The strengths of this study include its use of data from three main treatment centers, thus reflecting the diverse population of Jeddah. It also provides valuable insights and information that is needed for future research and community services which was not previously reported. As for the study limitations, the primary expected limitation of such a prevalence study that relies on hospital records is the ascertainment of exposure. To mitigate this limitation, we contacted and examined patients from the electronic hospital list. In addition, we checked the list of the departments via their treatment providers.
This study underscores the importance of enhanced preventive strategies and early interventions so as to reduce the need for RCT in children.
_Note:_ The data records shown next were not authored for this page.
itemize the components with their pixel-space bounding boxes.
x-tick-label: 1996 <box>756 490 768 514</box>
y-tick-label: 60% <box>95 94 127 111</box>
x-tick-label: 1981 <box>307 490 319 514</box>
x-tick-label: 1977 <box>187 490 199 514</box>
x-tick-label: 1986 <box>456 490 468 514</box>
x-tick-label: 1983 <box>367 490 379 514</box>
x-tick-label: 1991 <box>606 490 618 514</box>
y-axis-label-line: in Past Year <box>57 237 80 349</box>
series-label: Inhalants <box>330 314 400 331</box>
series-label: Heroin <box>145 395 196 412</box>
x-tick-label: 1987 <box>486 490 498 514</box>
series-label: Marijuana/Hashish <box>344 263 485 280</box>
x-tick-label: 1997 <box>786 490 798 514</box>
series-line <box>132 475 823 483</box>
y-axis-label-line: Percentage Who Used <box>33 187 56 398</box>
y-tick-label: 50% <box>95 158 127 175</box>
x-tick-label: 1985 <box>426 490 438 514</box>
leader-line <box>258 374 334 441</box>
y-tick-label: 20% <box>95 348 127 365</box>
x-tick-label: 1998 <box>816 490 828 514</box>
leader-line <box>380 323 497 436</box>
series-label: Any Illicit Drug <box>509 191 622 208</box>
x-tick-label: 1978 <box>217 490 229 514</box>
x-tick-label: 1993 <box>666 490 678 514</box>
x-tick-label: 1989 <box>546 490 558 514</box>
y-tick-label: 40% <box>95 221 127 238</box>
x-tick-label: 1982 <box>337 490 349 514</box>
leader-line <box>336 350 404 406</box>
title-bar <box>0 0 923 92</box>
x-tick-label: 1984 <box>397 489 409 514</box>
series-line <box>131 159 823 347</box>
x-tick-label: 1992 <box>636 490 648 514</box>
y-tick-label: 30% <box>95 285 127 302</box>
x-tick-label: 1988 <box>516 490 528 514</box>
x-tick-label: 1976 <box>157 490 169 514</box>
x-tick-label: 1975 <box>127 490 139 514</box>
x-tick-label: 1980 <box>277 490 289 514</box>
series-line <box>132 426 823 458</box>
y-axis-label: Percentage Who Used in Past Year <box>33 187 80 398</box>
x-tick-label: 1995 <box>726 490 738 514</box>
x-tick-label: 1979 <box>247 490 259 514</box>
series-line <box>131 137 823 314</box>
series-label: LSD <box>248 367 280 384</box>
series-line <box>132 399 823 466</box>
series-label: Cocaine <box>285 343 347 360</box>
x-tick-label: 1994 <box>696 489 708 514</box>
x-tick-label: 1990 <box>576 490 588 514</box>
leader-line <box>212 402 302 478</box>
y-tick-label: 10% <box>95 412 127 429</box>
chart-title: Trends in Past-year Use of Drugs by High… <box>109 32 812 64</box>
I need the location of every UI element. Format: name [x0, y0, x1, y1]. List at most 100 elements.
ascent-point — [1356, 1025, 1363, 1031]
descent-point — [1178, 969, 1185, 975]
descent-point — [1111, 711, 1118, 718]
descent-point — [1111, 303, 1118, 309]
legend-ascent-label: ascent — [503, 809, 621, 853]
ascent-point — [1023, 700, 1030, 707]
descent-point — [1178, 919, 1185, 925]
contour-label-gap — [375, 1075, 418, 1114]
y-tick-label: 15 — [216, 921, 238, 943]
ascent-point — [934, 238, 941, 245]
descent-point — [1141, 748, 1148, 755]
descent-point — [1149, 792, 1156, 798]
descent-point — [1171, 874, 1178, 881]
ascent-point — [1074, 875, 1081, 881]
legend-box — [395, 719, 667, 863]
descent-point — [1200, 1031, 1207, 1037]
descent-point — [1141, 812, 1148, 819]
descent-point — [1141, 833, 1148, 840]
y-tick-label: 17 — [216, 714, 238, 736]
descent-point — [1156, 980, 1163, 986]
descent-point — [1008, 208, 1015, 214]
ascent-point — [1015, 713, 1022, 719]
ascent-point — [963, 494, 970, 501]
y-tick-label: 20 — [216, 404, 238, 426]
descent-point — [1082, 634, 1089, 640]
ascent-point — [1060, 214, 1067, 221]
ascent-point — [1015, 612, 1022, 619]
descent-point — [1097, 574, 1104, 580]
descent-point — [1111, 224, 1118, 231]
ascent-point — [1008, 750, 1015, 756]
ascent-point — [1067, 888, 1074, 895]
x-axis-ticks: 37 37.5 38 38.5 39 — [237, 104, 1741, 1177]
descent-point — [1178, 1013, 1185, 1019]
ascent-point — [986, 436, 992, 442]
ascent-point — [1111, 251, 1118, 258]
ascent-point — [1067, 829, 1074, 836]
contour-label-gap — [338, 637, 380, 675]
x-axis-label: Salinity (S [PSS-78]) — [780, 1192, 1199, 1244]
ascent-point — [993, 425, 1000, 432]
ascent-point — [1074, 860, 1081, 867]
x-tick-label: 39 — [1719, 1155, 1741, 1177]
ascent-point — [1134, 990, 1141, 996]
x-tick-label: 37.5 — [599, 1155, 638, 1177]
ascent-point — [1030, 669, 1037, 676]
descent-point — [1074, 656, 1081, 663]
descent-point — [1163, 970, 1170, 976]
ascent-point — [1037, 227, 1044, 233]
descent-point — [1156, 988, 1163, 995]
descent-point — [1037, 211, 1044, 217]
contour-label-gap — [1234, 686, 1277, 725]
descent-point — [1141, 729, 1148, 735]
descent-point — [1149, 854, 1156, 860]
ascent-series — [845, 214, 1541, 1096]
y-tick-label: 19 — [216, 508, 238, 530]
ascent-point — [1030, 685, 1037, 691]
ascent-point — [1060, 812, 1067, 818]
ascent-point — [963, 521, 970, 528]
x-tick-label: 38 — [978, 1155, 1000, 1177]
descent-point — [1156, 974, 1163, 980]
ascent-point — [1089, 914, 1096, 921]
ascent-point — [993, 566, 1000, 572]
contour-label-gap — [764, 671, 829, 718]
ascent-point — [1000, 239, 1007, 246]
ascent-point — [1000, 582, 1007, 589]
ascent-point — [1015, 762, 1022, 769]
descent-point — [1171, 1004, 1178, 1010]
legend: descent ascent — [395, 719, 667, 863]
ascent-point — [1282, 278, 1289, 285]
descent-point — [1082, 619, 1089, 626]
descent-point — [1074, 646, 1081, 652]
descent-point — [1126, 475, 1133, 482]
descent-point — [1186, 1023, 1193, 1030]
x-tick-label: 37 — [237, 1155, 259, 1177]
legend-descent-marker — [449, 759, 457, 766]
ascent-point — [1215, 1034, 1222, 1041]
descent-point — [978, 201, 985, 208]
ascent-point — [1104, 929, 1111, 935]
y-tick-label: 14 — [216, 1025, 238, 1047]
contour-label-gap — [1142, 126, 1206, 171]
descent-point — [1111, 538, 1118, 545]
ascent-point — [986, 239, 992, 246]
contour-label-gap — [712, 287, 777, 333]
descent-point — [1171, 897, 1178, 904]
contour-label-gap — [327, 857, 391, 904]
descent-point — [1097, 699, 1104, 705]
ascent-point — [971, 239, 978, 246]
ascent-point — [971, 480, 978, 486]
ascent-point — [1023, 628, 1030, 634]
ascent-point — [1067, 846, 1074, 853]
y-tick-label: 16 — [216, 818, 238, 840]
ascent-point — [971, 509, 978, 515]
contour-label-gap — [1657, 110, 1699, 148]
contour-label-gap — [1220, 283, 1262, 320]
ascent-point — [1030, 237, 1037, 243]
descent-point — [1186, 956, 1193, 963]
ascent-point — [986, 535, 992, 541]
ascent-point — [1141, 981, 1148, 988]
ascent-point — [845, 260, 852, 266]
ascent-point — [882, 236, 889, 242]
Future research should aim to expand these findings by incorporating more diverse healthcare settings and employing prospective study designs in order to gain a comprehensive understanding of RCT prevalence trends and their underlying determinants. These efforts will contribute to better planning and allocation of dental health resources and ultimately improve pediatric oral health outcomes.
CONCLUSION
This study provides critical baseline data on the prevalence of RCT in FPMs among children in Jeddah, Saudi Arabia. The findings highlight a prevalence rate of 3%, which suggests a notable burden of endodontic treatment in children.
AUTHORS’ CONTRIBUTION
N.O.B., W.D., and H.J.S.: Contributed to the conceptualization; N.O.B., W.D., M.I.A., J.T., and H.J.S.: Proposed the methodology; W.D., M.I.A., J.T., and H.J.S.: Collected the data; W.D. and H.J.S.: Took part in data analysis and interpretation; N.O.B., W.D., and H.J.S.: Participated in project administration; N.O.B., W.D., and H.J.S.: Carried out the supervision; N.O.B. and W.D.: Wrote the original draft; N.O.B., W.D., and H.J.S.: were involved in writing and editing the final draft.
LIST OF ABBREVIATIONS
FPM | = First permanent molar |
RCT | = Root canal therapy |
DMFT | = Decayed missing, filled teeth |
KAUDH | = King Abdulaziz University Dental Hospital |
KFAFH | = King Abdulaziz Medical City |
KAMC | = King Abdulaziz Medical City |
ETHICS APPROVAL AND CONSENT TO PARTICIPATE
Ethical approvals were obtained from the Research Ethics Committee of KAUFD (172-11-19, 005-01-19), the Research Ethics Committee of KFAFH (REC 470), and the Institutional Review Board of the Ministry of National Guard at KAIMRC (SP20/426/J).
HUMAN AND ANIMAL RIGHTS
All human research procedures followed were in accordance with the ethical standards of the committee responsible for human experimentation (institutional and national), and with the Helsinki Declaration of 1975, as revised in 2013.
CONSENT FOR PUBLICATION
Consent to participate was acquired from the participants’ parents and/or guardians prior to them being included in the study.